Common Lifetime Patterns
Borrow input:
fn countLines(text: []const u8) usize {
var count: usize = 0;
for (text) |byte| {
if (byte == '\n') {
count += 1;
}
}
return count;
}Fill caller-provided output:
fn writeGreeting(buffer: []u8, name: []const u8) ![]u8 {
return std.fmt.bufPrint(buffer, "Hello, {s}", .{name});
}Return static data:
fn fileExtension() []const u8 {
return ".zig";
}Return allocated data:
fn makeGreeting(allocator: std.mem.Allocator, name: []const u8) ![]u8 {
return std.fmt.allocPrint(allocator, "Hello, {s}", .{name});
}Each pattern is valid. The important part is that the memory source is clear.
Complete Example
const std = @import("std");
fn firstWord(text: []const u8) []const u8 {
for (text, 0..) |byte, index| {
if (byte == ' ') {
return text[0..index];
}
}
return text;
}
fn makeCopy(allocator: std.mem.Allocator, text: []const u8) ![]u8 {
const copy = try allocator.alloc(u8, text.len);
@memcpy(copy, text);
return copy;
}
pub fn main() !void {
const allocator = std.heap.page_allocator;
const text = "hello zig";
const word = firstWord(text);
std.debug.print("first word: {s}\n", .{word});
const copy = try makeCopy(allocator, word);
defer allocator.free(copy);
std.debug.print("copy: {s}\n", .{copy});
}The function firstWord returns a slice into text. It does not allocate.
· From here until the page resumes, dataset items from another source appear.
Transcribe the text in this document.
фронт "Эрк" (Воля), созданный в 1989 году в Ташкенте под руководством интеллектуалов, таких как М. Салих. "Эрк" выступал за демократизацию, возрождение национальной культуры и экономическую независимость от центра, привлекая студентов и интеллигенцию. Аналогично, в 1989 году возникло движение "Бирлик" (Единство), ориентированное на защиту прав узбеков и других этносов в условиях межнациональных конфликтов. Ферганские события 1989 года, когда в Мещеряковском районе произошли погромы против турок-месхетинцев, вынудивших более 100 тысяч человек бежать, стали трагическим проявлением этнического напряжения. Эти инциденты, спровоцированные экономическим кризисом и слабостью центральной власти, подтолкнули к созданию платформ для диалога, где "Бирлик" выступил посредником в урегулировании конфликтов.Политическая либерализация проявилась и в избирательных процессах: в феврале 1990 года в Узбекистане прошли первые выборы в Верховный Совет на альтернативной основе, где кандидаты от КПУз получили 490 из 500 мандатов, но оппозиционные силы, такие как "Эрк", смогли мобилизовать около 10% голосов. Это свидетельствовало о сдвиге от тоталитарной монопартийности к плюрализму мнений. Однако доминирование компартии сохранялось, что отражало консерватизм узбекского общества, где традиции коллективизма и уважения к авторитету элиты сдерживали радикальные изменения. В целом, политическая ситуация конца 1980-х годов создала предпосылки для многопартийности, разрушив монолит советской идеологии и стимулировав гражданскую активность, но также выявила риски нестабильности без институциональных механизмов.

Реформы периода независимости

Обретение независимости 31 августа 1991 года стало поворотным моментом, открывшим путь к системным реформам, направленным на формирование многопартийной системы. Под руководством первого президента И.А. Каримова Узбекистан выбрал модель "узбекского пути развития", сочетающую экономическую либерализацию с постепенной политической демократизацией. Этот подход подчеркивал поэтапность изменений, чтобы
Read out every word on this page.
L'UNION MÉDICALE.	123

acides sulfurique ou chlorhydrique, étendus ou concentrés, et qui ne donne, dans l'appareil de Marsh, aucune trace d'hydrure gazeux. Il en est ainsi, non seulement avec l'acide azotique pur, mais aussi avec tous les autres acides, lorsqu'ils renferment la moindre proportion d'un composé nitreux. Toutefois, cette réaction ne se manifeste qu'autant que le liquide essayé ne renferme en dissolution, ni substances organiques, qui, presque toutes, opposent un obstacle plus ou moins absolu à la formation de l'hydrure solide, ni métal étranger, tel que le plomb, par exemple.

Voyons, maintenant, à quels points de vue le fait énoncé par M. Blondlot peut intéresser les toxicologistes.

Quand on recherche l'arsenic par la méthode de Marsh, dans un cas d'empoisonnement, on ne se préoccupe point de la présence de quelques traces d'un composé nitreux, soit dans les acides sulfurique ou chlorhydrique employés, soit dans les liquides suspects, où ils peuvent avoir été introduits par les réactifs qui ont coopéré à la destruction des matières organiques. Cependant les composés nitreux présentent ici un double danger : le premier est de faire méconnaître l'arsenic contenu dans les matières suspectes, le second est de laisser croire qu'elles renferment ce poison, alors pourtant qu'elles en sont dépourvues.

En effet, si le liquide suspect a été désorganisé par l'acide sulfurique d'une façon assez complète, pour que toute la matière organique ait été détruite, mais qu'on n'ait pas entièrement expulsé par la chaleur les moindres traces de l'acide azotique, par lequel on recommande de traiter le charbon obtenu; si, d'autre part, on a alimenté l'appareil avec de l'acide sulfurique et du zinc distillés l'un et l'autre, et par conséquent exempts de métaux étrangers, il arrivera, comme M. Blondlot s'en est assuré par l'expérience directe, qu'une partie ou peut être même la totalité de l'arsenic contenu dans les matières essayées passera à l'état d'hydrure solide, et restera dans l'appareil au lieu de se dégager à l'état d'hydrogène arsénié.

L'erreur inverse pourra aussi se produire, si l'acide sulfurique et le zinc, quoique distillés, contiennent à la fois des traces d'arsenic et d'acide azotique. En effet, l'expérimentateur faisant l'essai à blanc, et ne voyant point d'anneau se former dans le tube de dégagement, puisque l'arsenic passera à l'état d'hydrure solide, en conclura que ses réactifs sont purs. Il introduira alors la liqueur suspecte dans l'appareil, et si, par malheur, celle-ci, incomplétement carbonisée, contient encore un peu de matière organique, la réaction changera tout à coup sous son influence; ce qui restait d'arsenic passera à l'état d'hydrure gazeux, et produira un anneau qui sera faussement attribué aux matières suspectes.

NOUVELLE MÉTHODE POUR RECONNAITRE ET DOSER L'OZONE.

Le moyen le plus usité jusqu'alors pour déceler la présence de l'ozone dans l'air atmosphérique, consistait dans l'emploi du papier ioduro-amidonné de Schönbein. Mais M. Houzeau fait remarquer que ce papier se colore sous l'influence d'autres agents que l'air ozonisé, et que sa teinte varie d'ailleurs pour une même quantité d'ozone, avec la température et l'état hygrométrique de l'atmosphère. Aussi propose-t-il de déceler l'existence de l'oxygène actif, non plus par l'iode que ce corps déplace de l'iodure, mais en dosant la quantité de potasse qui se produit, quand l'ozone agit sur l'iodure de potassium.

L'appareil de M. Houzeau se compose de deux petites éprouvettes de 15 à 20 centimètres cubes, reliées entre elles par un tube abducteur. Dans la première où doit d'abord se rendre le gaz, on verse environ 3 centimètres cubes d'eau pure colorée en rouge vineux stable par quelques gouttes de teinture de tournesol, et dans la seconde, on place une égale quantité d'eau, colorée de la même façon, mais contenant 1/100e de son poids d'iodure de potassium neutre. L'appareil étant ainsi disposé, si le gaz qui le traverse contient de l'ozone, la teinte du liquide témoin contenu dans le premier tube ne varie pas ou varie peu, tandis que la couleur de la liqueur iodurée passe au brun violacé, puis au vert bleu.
The function makeCopy allocates new memory and copies the text.
The caller must free the result of makeCopy.
Summary
A slice is valid only while the memory it points to is valid.
Do not return a slice to a local array.
Do not use a slice after its allocation has been freed.
Be careful when storing slices in structs.
Use []const T for borrowed read-only input. Use []T for borrowed mutable input. Return allocated slices only when ownership is clear.
When reading Zig code, always ask: who owns this memory, and how long does it live?